We are invited to sacrifice our insistence that we are alone. That we are individuals who do not affect and are not affected by those around us.
Finally, I want to note what, credit due, stood out to Rabbi Lisa in her online reflection on this passage.
“One detail jumps out: the priest is to remove the ashes of the burnt offerings every day. Rabbi Menachem ha-Bavli writes: ‘This is symbolic, and teaches us that after a person who sinned brings his sacrifice to God and confesses on it, one may not mention his sin to him anymore. Instead, we are commanded to erase all traces of the sin and to forget it.’
“This is one of the hardest things to do when someone has wronged us. Even after they make amends, it can be tempting to dredge up the wrongdoing again and again. In contrast, if I may be permitted to conflate Rabbi Menachem ha-Bavli and Elsa from the movie Frozen, sometimes we have to ‘let it go.’
“Questions of forgiveness and sin are some of the most difficult; there are no easy answers. This Torah portion, though, gives us an image and an insight that we can take with us: that when someone has done everything they can do to repent, we are commanded to do everything we can do to move forward.”

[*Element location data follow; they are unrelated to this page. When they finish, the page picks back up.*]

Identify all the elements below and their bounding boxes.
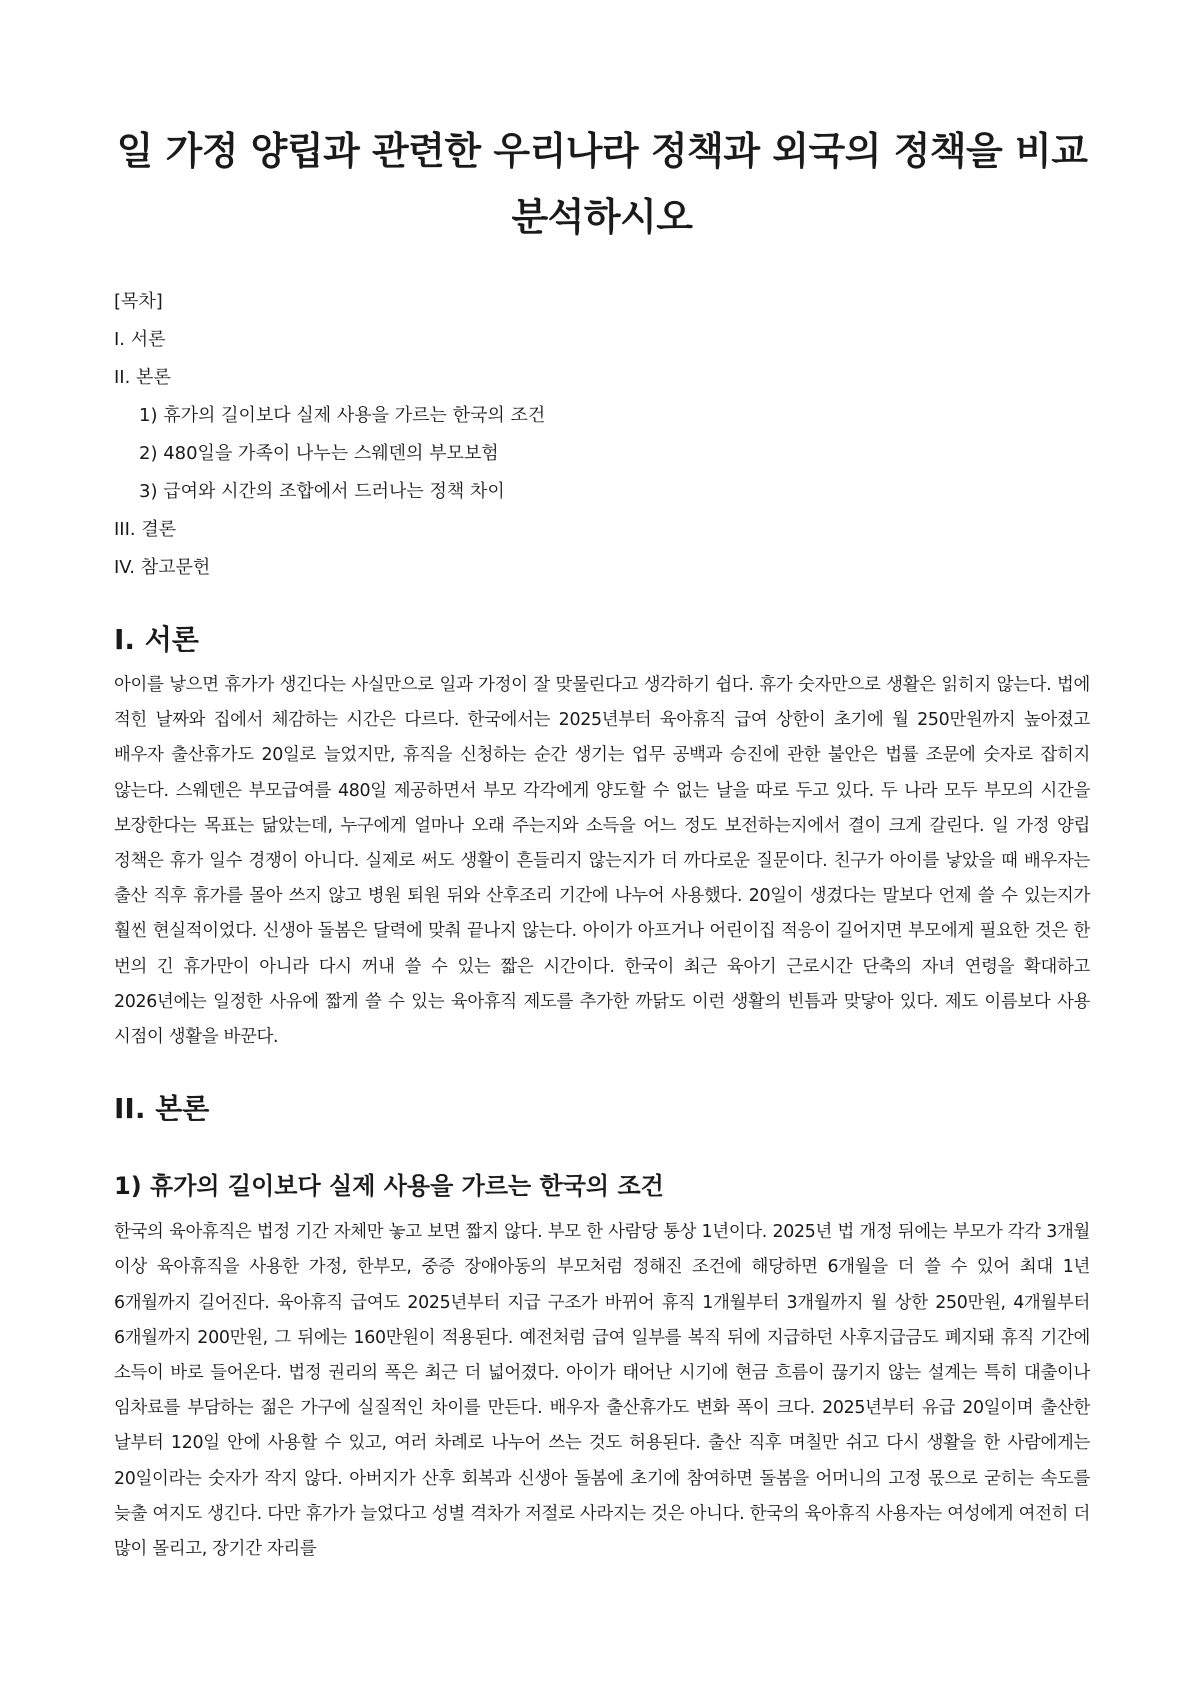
toc-item-intro: I. 서론 [114, 329, 166, 350]
toc-item-conclusion: III. 결론 [114, 519, 177, 540]
intro-paragraph: 아이를 낳으면 휴가가 생긴다는 사실만으로 일과 가정이 잘 맞물린다고 생각하기 쉽다. 휴가 숫자만으로 생활은 읽히지 않는다. 법에 적힌 날짜와 집에서 체감하는 시간은 다르다. 한국에서는 2025년부터 육아휴직 급여 상한이 초기에 월 250만원까지 높아졌고 배우자 출산휴가도 20일로 늘었지만, 휴직을 신청하는 순간 생기는 업무 공백과 승진에 관한 불안은 법률 조문에 숫자로 잡히지 않는다. 스웨덴은 부모급여를 480일 제공하면서 부모 각각에게 양도할 수 없는 날을 따로 두고 있다. 두 나라 모두 부모의 시간을 보장한다는 목표는 닮았는데, 누구에게 얼마나 오래 주는지와 소득을 어느 정도 보전하는지에서 결이 크게 갈린다. 일 가정 양립 정책은 휴가 일수 경쟁이 아니다. 실제로 써도 생활이 흔들리지 않는지가 더 까다로운 질문이다. 친구가 아이를 낳았을 때 배우자는 출산 직후 휴가를 몰아 쓰지 않고 병원 퇴원 뒤와 산후조리 기간에 나누어 사용했다. 20일이 생겼다는 말보다 언제 쓸 수 있는지가 훨씬 현실적이었다. 신생아 돌봄은 달력에 맞춰 끝나지 않는다. 아이가 아프거나 어린이집 적응이 길어지면 부모에게 필요한 것은 한 번의 긴 휴가만이 아니라 다시 꺼내 쓸 수 있는 짧은 시간이다. 한국이 최근 육아기 근로시간 단축의 자녀 연령을 확대하고 2026년에는 일정한 사유에 짧게 쓸 수 있는 육아휴직 제도를 추가한 까닭도 이런 생활의 빈틈과 맞닿아 있다. 제도 이름보다 사용 시점이 생활을 바꾼다. [114, 675, 1090, 1048]
toc-item-main-3: 3) 급여와 시간의 조합에서 드러나는 정책 차이 [139, 481, 505, 502]
section-title-intro: I. 서론 [114, 623, 199, 656]
toc-heading: [목차] [114, 291, 163, 312]
toc-item-main: II. 본론 [114, 367, 171, 388]
toc-item-main-1: 1) 휴가의 길이보다 실제 사용을 가르는 한국의 조건 [139, 405, 546, 426]
subsection-1-paragraph: 한국의 육아휴직은 법정 기간 자체만 놓고 보면 짧지 않다. 부모 한 사람당 통상 1년이다. 2025년 법 개정 뒤에는 부모가 각각 3개월 이상 육아휴직을 사용한 가정, 한부모, 중증 장애아동의 부모처럼 정해진 조건에 해당하면 6개월을 더 쓸 수 있어 최대 1년 6개월까지 길어진다. 육아휴직 급여도 2025년부터 지급 구조가 바뀌어 휴직 1개월부터 3개월까지 월 상한 250만원, 4개월부터 6개월까지 200만원, 그 뒤에는 160만원이 적용된다. 예전처럼 급여 일부를 복직 뒤에 지급하던 사후지급금도 폐지돼 휴직 기간에 소득이 바로 들어온다. 법정 권리의 폭은 최근 더 넓어졌다. 아이가 태어난 시기에 현금 흐름이 끊기지 않는 설계는 특히 대출이나 임차료를 부담하는 젊은 가구에 실질적인 차이를 만든다. 배우자 출산휴가도 변화 폭이 크다. 2025년부터 유급 20일이며 출산한 날부터 120일 안에 사용할 수 있고, 여러 차례로 나누어 쓰는 것도 허용된다. 출산 직후 며칠만 쉬고 다시 생활을 한 사람에게는 20일이라는 숫자가 작지 않다. 아버지가 산후 회복과 신생아 돌봄에 초기에 참여하면 돌봄을 어머니의 고정 몫으로 굳히는 속도를 늦출 여지도 생긴다. 다만 휴가가 늘었다고 성별 격차가 저절로 사라지는 것은 아니다. 한국의 육아휴직 사용자는 여성에게 여전히 더 많이 몰리고, 장기간 자리를 [114, 1222, 1090, 1560]
toc-item-main-2: 2) 480일을 가족이 나누는 스웨덴의 부모보험 [139, 443, 499, 464]
spacer [114, 1055, 1090, 1089]
toc-item-references: IV. 참고문헌 [114, 557, 211, 578]
subsection-title-1: 1) 휴가의 길이보다 실제 사용을 가르는 한국의 조건 [114, 1172, 664, 1201]
section-title-main: II. 본론 [114, 1092, 210, 1126]
table-of-contents [114, 328, 1090, 580]
spacer [114, 1137, 1090, 1167]
document-title: 일 가정 양립과 관련한 우리나라 정책과 외국의 정책을 비교분석하시오 [116, 129, 1088, 239]
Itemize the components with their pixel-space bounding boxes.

We are invited to sacrifice our grudges.
To conclude, God is inviting us to sacrifice. Not because God needs it, but because we need it. We need it for our own peace of mind and happiness. We need it to build a world of justice rolling down like waters. We need sacrifice because the things God is calling us to sacrifice ultimately, our pride, our being right, our being alone and unaccountable, our anger and grudges towards others, are often things we would be better off without anyway.
May we draw closer to God, and to one another, through the sacrifices we offer.